At the time of writing that update, it appeared as if little Akatsuki (“Dawn”), designed to probe the Venusian climate and atmosphere had finally arrived in orbit about the planet, but as I noted, final confirmation would take a while.  In the end, it wasn’t until Wednesday, December 9th that the Japan Aerospace eXploration Agency (JAXA) did confirm Akatsuki, less than a metre on a side (excluding its solar panels) was secure in its orbit around Venus and would likely be able to complete its mission.

Following the failure of its main engine on December 7th 2010 during a critical braking manoeuvre, the probe had finished up in a heliocentric orbit, circling the sun and heading away from Venus. However, orbital mechanics being as they are, both the probe and Venus would occupy the same part of space once again in December 2015, presenting final opportunity to push the probe into orbit using its RCS manoeuvring thrusters. This is precisely what happened on the night of December 6th / 7th, 2015. While not designed for this purpose, a set of the probe’s RCS thrusters undertook a 20-minute burn just before midnight UTC on December 6th, and preliminary telemetry received on Earth some 30+ minutes later showed Akatsuki had achieved sufficient braking to enter a very elliptical orbit around Venus.

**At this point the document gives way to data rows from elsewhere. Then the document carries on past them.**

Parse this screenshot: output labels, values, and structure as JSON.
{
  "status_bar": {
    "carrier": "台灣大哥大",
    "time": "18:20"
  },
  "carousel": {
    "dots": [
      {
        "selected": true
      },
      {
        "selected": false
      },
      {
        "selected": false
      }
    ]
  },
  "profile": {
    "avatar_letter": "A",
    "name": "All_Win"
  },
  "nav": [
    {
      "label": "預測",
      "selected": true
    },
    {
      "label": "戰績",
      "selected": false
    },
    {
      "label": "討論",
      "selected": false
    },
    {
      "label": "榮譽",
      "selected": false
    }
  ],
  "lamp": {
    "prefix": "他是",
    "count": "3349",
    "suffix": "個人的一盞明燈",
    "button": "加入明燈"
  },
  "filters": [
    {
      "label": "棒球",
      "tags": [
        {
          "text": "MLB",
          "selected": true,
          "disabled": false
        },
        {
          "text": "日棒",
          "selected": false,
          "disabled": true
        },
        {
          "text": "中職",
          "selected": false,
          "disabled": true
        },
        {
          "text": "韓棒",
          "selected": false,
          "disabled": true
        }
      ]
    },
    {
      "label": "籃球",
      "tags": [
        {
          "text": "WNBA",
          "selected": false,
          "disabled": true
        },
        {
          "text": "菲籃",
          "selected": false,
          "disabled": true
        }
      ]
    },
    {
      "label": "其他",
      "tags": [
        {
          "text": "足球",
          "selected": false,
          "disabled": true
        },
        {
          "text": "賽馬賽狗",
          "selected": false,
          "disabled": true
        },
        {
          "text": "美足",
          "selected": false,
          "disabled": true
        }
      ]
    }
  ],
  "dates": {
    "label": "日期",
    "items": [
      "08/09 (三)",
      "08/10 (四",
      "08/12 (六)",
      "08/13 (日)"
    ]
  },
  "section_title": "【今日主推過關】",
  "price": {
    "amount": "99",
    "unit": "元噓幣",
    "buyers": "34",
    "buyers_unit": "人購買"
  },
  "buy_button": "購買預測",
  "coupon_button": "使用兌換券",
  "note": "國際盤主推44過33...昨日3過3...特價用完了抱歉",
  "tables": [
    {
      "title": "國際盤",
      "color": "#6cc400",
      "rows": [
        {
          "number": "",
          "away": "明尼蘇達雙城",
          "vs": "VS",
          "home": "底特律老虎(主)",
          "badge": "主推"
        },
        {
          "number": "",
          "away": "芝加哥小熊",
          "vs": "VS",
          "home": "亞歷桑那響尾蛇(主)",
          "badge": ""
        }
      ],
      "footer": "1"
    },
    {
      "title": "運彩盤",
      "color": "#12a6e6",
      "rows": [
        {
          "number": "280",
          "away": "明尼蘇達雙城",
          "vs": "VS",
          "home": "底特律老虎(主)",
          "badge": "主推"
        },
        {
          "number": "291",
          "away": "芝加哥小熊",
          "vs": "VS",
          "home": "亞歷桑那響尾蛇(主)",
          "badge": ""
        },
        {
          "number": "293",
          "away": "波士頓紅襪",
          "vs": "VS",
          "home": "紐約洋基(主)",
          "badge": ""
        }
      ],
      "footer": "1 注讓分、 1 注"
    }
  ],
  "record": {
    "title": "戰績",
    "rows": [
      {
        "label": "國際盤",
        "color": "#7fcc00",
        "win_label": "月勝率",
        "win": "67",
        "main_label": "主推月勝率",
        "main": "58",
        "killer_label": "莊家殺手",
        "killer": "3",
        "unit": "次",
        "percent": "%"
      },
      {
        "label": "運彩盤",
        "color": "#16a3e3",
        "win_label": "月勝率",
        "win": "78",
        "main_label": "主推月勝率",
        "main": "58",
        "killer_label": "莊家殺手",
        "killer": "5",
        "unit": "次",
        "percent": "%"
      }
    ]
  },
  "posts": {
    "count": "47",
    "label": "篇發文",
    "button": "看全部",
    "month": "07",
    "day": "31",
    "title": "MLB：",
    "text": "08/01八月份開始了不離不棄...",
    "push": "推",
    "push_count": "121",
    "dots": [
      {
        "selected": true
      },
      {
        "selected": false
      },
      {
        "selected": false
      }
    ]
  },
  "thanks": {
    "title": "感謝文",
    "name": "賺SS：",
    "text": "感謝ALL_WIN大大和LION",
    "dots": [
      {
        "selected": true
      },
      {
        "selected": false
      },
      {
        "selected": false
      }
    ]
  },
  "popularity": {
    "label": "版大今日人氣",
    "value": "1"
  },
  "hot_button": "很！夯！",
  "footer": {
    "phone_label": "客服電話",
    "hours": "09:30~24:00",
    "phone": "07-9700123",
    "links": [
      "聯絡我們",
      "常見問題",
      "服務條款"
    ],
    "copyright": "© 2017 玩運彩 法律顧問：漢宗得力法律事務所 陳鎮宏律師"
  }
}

A simple orbital diagram released as a part of the low-key JAXA press release confirming Akatsuki had arrived in orbit around Venus

A simple orbital diagram released as a part of the low-key JAXA press release confirming Akatsuki had arrived in orbit around Venus (image: JAXA)

Data received since then show that the craft is in an eccentric orbit with an apoasis altitude (the point at which it is furthest from the surface of Venus) of around 440,000km, and a periapsis altitude (the point at which it is closest to the surface of Venus) of around 400km. This is a considerably broader orbit than the mission had originally intended back in 2010, giving the vehicle an orbital period of around 13.5 days, the orbit slightly inclined relative to Venus’ equator.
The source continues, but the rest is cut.